Dr. Behrens said that not only ED is needed but also access to care and drugs. "It's very important to follow-up that those people that were diagnosed with HIV get access to care. Even though we have very good systems in Europe...we need to see that." He noted that some groups of individuals do not routinely see doctors, and that it was only circumstantial if they are tested and diagnosed. "If we really want to transfer the benefits of HIV therapy, we need to follow-up these patients," Dr. Behrens advised.

He said the main impediments to implementing such a system are that such groups are often difficult to contact, to get into care, and to follow-up. Furthermore, their adherence to antiretroviral therapy regimens is often impaired, so the success of HIV treatment in these groups may be lower than for other infected groups.

He praised the study for contributing to the data on diagnosis and attendant costs. "It's nice to see that different countries have different cohorts and different approaches, and that the statistical and mathematical approaches are getting more solid, and that there is more discussion on it."

Dr.
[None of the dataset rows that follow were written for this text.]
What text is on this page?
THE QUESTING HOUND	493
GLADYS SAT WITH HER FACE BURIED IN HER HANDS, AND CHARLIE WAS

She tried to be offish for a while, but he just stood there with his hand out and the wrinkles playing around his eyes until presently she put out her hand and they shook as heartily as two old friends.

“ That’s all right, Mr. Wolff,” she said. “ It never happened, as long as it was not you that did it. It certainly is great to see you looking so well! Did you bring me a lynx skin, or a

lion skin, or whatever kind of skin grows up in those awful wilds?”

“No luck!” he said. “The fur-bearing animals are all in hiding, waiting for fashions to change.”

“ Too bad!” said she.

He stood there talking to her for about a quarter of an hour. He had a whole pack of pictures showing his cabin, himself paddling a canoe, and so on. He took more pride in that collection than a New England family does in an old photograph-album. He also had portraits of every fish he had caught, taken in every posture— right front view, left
Behrens thinks it is hard to get physicians outside of the specific field of HIV management to do patient screening. "So we've got to talk to gynecologists, dermatologists, and so on and to make them aware of these data, and then to convince them to consider HIV testing in that situation," he said. "It's a long, long way to go still."

Disclosure information for Dr. Martinez-Colubi was not available. Dr. Behrens, who was not involved in the study, has disclosed no relevant financial relationships.

13th European AIDS Conference of the European AIDS Clinical Society (EACS): Abstract PS8/7. Presented on October 14, 2011.